Sussiste al riguardo un duplice distinguo, correlato al carattere della simulazione ed al soggetto cui spetta il relativo rilievo; qualora si tratti di simulazione assoluta (ovvero se le parti hanno palesato una stipula, senza tuttavia pretendere la produzione di qualsivoglia effetto giuridico), la prova testimoniale non ammette limiti, e pertanto i giudici per potranno accertare l’effettiva volontà delle parti tramite approfondimento istruttorio; di contro, se la vertenza ha ad oggetto una ipotesi di simulazione relativa (la fattispecie di un prezzo di diverso ammontare), il riscontro di una diversa volontà delle parti può essere dimostrata con ogni mezzo da terzi -caso classico è quello dei creditori di uno dei contraenti-, nel mentre è subordinata ai limiti anzidetti nelle ipotesi di giudizio promosso da una delle parti processuali. Nel caso di diverso accordo sul prezzo, la prova della effettiva volontà delle parti richiede appunto una controdichiarazione, senza alcuna possibilità di affidare il convincimento giudiziale a testimoni.
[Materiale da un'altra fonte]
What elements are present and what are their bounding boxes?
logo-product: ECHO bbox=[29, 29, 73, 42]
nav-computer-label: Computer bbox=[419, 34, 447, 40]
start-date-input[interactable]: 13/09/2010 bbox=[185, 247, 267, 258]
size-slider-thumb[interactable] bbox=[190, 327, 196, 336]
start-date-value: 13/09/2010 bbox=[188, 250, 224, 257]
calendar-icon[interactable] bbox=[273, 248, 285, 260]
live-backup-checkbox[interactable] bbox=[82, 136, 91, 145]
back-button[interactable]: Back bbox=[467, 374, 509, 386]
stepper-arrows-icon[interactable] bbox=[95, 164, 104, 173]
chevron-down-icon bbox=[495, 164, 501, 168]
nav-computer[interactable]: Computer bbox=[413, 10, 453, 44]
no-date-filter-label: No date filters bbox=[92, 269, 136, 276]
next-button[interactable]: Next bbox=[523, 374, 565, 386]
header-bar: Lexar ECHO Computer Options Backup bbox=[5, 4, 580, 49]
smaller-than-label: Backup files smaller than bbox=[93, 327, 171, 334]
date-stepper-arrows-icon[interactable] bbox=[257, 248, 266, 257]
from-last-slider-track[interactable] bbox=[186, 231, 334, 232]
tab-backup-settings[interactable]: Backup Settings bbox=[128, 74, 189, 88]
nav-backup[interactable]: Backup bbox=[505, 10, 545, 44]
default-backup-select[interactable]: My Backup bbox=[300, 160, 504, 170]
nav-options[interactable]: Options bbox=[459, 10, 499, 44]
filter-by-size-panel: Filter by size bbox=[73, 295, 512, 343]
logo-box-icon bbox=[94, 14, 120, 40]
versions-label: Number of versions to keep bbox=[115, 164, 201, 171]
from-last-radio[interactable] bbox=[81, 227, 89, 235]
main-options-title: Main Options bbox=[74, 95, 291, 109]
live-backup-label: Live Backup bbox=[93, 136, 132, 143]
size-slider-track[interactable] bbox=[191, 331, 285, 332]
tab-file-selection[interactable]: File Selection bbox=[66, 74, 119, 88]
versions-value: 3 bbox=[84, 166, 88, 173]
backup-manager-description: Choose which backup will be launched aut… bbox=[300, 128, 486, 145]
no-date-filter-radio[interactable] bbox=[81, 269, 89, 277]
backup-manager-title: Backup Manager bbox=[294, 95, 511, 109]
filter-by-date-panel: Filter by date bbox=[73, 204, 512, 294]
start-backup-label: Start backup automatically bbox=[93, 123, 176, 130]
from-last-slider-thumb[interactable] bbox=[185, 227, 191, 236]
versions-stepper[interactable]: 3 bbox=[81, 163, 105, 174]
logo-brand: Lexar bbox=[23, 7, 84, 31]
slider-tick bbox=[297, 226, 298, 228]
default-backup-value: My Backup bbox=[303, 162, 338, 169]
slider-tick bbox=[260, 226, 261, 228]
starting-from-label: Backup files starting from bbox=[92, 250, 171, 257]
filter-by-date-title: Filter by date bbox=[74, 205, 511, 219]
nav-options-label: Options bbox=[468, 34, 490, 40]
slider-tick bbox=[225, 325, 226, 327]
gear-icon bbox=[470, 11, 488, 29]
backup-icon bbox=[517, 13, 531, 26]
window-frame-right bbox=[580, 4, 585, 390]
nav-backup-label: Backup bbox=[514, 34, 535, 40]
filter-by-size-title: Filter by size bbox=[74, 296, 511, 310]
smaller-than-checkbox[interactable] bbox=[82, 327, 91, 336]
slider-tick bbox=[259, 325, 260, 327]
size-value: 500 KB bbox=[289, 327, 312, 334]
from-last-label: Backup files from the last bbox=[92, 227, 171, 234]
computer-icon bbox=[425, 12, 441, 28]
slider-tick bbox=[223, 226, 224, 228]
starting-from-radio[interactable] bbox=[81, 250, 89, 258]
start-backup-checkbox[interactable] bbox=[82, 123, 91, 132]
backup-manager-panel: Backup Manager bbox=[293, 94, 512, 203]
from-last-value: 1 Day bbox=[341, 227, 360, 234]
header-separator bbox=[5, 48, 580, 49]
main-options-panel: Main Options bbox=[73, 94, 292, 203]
Simmetriche considerazioni anche in ordine alla dichiarazione di quietanza resa dal venditore; l’affermazione resa dinanzi al notaio rogante di non avere altro a pretendere non è coperta da fede privilegiata ex art. 2700 cc, ma ha comunque natura confessoria, tale da precludere la prova contraria per testi o presunzioni, salvo dimostrare, in analogia con l’art. 2732 cc, che il rilascio della quietanza sia avvenuto per errore di fatto o per violenza ovvero per simulazione. Ma anche in detta evenienza, riaffiora il limite di riscontro tramite testimoni, con la sola eccezione dell’interrogatorio formale del venditore; in sostanza, essendo il divieto ex art. 2726 cc limitato alla sola prova per testi, nulla preclude che la parte chiami il venditore in sede di interpello. Qualora -come ben probabile- la parte neghi la sussistenza di un maggiore importo convenuto tra le parti, in difetto di controdichiarazione, il soggetto venditore perderà la causa, una volta impossibilitato a dimostrare i diversi accordi tra le parti (Corte di Cassazione, Seconda Sezione Civile, sentenza 5 Giugno 2025, N. 15097).